Cuando el presidente Joe Biden fue senador durante el mandato del presidente Jimmy Carter, según se informa, utilizó una acusación sobre el mal manejo de documentos clasificados para hundir a un candidato para director de la Agencia Central de Inteligencia.
Los documentos clasificados del mandato de Biden como vicepresidente se encontraron en noviembre, diciembre y este mes en su antigua oficina en el Centro Penn Biden en Washington, D.C., y en su casa en Wilmington, Del. El fiscal general Merrick Garland nombró a un abogado especial la semana pasada para investigar el asunto.
Mientras Biden era miembro del Comité de Inteligencia del Senado, que se estableció después de Watergate, trabajó con los republicanos para poner fin a la nominación del crítico de la CIA Ted Sorensen como director de la agencia, informó The Intercept.
Sorensen había admitido haber tomado documentos clasificados para una biografía de su viejo amigo, el presidente John F. Kennedy, y había defendido al denunciante de Pentagon Papers, Daniel Ellsberg.

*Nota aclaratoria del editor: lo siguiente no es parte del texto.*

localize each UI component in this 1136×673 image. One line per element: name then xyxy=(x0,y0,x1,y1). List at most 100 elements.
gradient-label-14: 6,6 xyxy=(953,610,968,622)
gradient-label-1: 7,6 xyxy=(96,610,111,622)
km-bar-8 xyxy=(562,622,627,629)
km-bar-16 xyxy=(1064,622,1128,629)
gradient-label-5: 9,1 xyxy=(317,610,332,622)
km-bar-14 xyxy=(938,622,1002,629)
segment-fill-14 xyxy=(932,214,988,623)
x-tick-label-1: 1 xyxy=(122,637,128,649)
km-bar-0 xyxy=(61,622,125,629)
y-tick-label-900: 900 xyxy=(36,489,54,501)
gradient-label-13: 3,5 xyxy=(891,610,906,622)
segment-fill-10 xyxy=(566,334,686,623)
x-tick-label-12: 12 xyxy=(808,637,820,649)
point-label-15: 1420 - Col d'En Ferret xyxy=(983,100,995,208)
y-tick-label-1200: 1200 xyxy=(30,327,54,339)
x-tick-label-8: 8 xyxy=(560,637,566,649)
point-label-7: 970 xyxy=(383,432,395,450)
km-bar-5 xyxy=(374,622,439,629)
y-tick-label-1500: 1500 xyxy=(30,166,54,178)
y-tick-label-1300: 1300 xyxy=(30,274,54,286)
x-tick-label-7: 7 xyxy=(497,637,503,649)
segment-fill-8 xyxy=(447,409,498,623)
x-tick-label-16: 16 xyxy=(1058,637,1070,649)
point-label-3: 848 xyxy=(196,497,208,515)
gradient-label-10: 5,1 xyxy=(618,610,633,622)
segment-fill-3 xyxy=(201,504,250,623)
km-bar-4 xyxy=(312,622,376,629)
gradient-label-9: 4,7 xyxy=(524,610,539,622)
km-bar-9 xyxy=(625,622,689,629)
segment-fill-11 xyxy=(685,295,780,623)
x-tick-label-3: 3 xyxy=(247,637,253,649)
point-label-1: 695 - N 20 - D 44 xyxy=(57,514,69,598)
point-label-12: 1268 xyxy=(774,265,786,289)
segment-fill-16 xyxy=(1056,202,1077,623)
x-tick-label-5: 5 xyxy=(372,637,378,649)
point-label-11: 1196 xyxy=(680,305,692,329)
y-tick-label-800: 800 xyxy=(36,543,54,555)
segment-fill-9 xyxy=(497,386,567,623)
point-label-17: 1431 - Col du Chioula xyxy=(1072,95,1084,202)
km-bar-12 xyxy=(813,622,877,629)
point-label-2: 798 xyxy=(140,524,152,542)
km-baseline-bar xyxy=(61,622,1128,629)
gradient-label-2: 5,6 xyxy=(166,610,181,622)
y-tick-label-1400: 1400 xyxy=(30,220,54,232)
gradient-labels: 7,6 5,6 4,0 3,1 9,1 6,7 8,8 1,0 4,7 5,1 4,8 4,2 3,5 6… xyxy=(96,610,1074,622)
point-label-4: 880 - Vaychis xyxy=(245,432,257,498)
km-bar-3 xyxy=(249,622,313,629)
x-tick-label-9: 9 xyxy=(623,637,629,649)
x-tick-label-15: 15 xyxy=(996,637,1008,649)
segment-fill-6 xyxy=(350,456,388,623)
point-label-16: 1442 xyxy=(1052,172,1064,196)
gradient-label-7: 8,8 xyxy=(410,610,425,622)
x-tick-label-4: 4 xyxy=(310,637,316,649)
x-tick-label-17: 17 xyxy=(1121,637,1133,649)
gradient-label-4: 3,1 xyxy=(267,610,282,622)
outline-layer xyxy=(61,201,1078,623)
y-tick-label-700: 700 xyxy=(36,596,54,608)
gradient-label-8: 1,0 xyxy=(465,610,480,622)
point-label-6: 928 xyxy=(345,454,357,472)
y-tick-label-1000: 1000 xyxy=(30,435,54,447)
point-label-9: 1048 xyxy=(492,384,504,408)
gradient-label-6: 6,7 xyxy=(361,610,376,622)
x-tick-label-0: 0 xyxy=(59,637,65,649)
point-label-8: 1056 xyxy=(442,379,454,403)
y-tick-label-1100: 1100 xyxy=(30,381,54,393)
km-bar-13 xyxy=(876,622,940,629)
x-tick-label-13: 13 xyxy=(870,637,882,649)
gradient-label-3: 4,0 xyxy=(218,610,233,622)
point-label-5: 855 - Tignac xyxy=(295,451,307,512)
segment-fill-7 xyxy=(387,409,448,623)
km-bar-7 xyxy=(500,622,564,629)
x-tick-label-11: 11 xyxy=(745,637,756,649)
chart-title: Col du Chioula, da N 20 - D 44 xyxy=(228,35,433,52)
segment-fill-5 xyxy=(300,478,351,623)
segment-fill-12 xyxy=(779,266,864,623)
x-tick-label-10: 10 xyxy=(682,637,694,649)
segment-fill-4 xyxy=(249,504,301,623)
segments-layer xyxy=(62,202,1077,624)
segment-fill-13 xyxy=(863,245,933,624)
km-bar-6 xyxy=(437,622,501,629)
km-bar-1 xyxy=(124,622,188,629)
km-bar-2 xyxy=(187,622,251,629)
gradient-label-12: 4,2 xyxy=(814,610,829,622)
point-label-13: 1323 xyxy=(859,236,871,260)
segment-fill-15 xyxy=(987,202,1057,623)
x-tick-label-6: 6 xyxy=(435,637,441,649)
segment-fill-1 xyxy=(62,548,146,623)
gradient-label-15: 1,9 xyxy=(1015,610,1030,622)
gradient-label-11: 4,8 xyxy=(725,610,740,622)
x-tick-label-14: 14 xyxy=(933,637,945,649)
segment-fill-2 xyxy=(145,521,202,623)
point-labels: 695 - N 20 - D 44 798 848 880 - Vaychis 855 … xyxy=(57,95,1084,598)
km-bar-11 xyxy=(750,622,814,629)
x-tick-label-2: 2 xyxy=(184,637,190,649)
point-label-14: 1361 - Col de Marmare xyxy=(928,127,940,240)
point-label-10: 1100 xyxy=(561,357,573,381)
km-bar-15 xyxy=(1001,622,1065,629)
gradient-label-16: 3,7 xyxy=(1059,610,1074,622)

Carter había nominado a Sorensen, que no tenía experiencia en política exterior u operaciones encubiertas, porque dijo que quería un forastero para el puesto de la CIA como parte de su promesa de reducir el poder y el presupuesto de la agencia.
Biden le dijo a Sorensen que lo ayudaría con el proceso de nominación. Sorenson recordó que Biden lo llevó a creer que tenía el apoyo «entusiasmo» del senador, diciendo que era «el mejor nombramiento que Carter ha hecho».
Sin embargo, cuando los republicanos fueron tras la nominación de Sorensen, Biden desenterró una declaración jurada que Sorensen había escrito con respecto a documentos clasificados.
La declaración jurada nunca se presentó en los tribunales, pero Sorensen la había dado en el caso de Ellsberg, donde Sorensen señaló que él, al igual que muchos otros funcionarios en Washington, se llevaría a casa documentos clasificados para revisarlos y los funcionarios generalmente filtraban documentos mucho más sensibles a la prensa sin ser procesados.
Biden se enteró de la declaración jurada de un colega republicano y creía que se usaría para desacreditar a Sorensen. Un ayudante de Biden encontró que la declaración jurada, que combinada con las acusaciones de que Sorensen era un pacifista y esquivó el reclutamiento de la Guerra de Corea, dañaba la nominación de Sorensen.
«Fue como ser sorprendido por un camión», dijo Sorensen, llamando a la campaña en su contra un esfuerzo en el que «muchos pequeños arroyos sucios fluyeron juntos para hacer uno grande».
Biden habló con Carter después de confirmar el documento, diciendo: «Creo que estamos en problemas. Creo que va a ser difícil». Carter luego defendió los comentarios de Sorensen con respecto a los documentos clasificados en una declaración pública, llamándolo «lo más desafortunado» si el reconocimiento franco de la práctica común debería «privar a la administración y al país de sus talentos y servicios», según un informe de The New York Times en ese momento.
Biden fue tras Sorensen durante su audiencia de confirmación, diciendo: «Sinceramente, no estoy seguro de si el Sr. Sorensen podría ser acusado o condenado bajo los estatutos de espionaje», cuestionando «si el Sr. Sorensen se aprovechó intencionalmente de las ambigüedades en la ley o ignoró descuidadamente la ley».
Sorensen acordó posteriormente que se retirara su nominación, pero más tarde dijo que Biden debería recibir el «premio por hipocresía política en una ciudad conocida por hipocresía política».
En agosto, la finca Mar-a-Lago de Trump fue allanada por el FBI por materiales clasificados de su mandato en la Casa Blanca. Trump había cumplido previamente con una citación y entregado voluntariamente algunos materiales clasificados antes de la redada.
Biden criticó el presunto mal manejo de documentos clasificados por parte de Trump en septiembre, diciendo que era «totalmente irresponsable».